Corpy is a simple manager for textual corpora written in Python
- Handling multiple documents
- Dictionary limited by setting a threshold
- Handling of sections (train, test,...) for ML purposes
- Different modalities to get textual chunks
Corpy is a class requiring a list of textual documents at the input.
corpus = Corpy(_list_of_texts_)
creates a textual corpus.
Bold values mean Default
- one_document: concatenates all the documents into one (space separator). Vaues: True, False
- mode: encodes the text with words or characters. Values: 'word', 'char'
- lower: sets the full text lowercase. Values: True, False
- threshold: sets the threshold to limit the dictionary length. Values: None: keeps the full dictionary; float < 1 cuts the dictionary when the cumulative distribution of frequency is less than float; int cuts the dictionary after the int'th item.
- text_sections: divides the full text basing on the values passed through a list or a tuple. The values are normalized to 1. For example: [2,1,1] creates three sections whose length if 50%, 25%, 25% of the full text. Values: list or tuple. Default: (1,) (only one section).
- text_sections_level: sections can be created by either counting the single items (words or chars) or the number of documents (books). Values: 'item', 'book'. If 'book', the documents into the section have at least the 75% of the text in that specific section.
- threshold_section: defines which section is used to cut the dictionary. Values: 'first' (only the first section), 'all' (threshold is applied to the full text), int: the index of the chosen section.
- init_books_seq: order of input documents. Values: 'normal' (the same order as read from the disk), 'random' (randomized order), list: list with the index of the documents. If len(list) < len(books), only the documents denoted by list will be taken into account.
- punct: list of punctuation for single items (word mode only). Values: string or list. Default: "'.,!?«»:;()[]-""
Parameters:
- chunk_len: textual chunk length (int). Default: 30
- chunk_mode: defines the modality for getting the textual chunk. If 'normal' it selects the chunk with book_sel and chunk_sel parames (see later). If 'sequential', the chunk is selected sequentially every time the same modality is called. If 'random', the chunk is chosen randomly.
- book_sel: when chunk_mode is 'normal', defines the document to get the chunk from.
- chunk_sel: when chunk_mode is 'normal', defines the chunk starting point in the selected document.
- padding: when chunk_mode is 'sequential', defines how many steps foward the next chunk will start. Default 0 (full chunk length padding).
- last_element: if True, the chunk length is chunk_len+1, but it doesn't affect the padding.
- output_mode: defines the type of output chunk. It can be: 'item' as a list of sequential words or characters (depending on the Corpy mode); 'string' as a concatenated string of items; 'code' as a list of numbers defined by the items dictionary.
- section: the section where the chunk is taken from.

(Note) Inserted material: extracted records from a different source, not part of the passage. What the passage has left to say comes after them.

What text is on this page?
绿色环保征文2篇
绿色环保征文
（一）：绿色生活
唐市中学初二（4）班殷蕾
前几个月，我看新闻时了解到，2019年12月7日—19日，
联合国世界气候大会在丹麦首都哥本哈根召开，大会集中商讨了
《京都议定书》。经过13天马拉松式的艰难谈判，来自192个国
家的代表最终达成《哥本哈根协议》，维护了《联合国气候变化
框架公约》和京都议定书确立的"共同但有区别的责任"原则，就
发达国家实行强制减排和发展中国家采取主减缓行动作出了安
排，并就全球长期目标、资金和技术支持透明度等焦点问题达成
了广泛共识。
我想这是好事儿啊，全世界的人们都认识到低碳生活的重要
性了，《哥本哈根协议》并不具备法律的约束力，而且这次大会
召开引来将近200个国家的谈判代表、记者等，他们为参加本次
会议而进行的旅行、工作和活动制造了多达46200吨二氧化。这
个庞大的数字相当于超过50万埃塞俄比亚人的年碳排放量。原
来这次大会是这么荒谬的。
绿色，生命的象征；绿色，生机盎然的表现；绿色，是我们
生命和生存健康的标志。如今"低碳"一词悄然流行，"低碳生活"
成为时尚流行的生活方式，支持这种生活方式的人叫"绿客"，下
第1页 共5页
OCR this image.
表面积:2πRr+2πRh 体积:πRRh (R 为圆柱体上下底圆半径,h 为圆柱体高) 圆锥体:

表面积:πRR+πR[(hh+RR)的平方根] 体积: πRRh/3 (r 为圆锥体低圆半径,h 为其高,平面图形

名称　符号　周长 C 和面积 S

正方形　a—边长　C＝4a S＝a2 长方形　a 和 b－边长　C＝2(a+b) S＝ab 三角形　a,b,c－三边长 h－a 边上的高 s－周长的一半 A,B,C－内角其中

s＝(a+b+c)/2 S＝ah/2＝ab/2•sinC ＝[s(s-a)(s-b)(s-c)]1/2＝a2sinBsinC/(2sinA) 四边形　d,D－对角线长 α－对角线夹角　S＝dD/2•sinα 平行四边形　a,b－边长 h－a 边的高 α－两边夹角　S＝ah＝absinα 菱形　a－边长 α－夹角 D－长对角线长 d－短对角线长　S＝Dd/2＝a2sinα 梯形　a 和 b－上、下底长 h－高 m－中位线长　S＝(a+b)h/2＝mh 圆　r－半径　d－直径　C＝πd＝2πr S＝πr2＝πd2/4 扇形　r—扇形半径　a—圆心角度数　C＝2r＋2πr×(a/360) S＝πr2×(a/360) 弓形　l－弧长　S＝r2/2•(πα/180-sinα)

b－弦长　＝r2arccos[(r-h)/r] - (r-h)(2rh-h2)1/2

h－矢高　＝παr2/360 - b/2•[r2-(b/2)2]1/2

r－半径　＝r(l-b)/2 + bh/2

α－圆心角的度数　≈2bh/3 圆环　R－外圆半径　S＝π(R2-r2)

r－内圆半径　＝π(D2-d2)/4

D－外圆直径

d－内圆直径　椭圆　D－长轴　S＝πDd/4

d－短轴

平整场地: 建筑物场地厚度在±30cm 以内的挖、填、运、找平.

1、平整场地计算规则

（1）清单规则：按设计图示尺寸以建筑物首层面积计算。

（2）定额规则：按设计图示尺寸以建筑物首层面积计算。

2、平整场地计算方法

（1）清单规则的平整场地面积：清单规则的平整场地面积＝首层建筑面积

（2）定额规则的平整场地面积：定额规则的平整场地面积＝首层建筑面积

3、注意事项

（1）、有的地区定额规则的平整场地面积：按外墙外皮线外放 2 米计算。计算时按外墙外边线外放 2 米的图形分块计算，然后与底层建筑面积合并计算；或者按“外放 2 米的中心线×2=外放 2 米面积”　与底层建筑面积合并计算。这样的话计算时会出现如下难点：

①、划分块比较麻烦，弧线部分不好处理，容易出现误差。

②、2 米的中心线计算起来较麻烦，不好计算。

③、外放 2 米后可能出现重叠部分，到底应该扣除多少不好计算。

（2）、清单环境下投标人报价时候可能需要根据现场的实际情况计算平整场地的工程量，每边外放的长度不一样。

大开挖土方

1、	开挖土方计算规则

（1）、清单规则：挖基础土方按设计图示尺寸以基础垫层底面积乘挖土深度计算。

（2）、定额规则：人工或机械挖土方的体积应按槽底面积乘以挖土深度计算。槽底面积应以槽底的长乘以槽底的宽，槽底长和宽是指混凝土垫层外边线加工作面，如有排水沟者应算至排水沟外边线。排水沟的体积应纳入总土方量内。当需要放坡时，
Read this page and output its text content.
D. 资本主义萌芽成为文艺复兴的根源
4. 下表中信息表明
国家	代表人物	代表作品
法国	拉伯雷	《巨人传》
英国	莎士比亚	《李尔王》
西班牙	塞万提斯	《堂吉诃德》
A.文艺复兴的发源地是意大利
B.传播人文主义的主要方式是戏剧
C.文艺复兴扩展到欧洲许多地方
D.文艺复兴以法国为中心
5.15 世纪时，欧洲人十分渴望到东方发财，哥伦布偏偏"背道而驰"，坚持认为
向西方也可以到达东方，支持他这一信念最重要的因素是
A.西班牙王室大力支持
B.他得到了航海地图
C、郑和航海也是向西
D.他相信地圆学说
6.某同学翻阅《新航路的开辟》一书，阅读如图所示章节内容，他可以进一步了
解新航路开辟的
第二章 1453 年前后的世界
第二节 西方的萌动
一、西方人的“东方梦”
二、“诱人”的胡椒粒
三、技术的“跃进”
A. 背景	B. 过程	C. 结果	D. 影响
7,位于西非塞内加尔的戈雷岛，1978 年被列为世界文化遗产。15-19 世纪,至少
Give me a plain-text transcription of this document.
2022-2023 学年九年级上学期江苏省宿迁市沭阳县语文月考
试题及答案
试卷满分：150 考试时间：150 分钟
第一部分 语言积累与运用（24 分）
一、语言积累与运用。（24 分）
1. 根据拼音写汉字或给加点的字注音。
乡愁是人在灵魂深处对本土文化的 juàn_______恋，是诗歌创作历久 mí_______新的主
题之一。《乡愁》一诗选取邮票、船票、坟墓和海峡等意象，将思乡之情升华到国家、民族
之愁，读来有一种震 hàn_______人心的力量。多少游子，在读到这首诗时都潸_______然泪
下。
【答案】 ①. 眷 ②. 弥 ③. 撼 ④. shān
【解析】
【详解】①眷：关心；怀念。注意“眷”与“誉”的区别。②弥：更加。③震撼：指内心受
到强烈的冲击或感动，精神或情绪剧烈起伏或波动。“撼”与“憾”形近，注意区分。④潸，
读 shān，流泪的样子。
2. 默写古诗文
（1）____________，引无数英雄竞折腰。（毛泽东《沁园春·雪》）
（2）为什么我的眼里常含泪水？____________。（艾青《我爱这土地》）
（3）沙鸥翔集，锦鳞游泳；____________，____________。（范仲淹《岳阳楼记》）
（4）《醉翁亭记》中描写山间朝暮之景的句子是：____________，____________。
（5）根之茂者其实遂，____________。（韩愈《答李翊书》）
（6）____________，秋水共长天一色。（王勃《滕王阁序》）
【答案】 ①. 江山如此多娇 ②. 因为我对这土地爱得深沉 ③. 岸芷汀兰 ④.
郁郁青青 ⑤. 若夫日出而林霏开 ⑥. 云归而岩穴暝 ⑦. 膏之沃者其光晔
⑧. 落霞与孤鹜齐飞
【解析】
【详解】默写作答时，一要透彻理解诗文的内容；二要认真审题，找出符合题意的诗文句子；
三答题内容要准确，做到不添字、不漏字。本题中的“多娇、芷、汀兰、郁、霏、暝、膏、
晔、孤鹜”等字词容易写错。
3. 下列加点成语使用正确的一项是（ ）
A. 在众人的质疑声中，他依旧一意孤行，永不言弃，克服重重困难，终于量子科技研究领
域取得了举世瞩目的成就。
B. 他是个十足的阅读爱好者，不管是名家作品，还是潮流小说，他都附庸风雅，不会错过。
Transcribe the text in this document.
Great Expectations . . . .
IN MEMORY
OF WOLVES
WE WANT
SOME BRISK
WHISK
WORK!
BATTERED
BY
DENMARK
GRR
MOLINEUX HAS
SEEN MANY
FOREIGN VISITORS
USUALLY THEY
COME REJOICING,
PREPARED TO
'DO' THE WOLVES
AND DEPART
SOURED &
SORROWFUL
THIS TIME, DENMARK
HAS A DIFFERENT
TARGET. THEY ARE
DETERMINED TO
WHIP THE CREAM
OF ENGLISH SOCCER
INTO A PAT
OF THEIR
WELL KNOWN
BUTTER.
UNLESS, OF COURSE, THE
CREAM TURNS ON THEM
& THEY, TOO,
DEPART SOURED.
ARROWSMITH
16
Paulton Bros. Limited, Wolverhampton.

- unk: the symbol used for Unkown items. In case of output_mode='code': it can be 'max': insert the code=max item, or 'none': insert None. In case of output_mode='item' or 'string': insert the passed string.
Parameters:
- section: it can be 'all', it resets to 0 all the sections, or a int defining the section to reset.
Parameters:
- namefile: path and file name for saving data. If it is an empty string (default), a unique file name is set.
load a pikle Corpy file and returns a Corpy object.
See corpy.ipynb Jupyter notebook.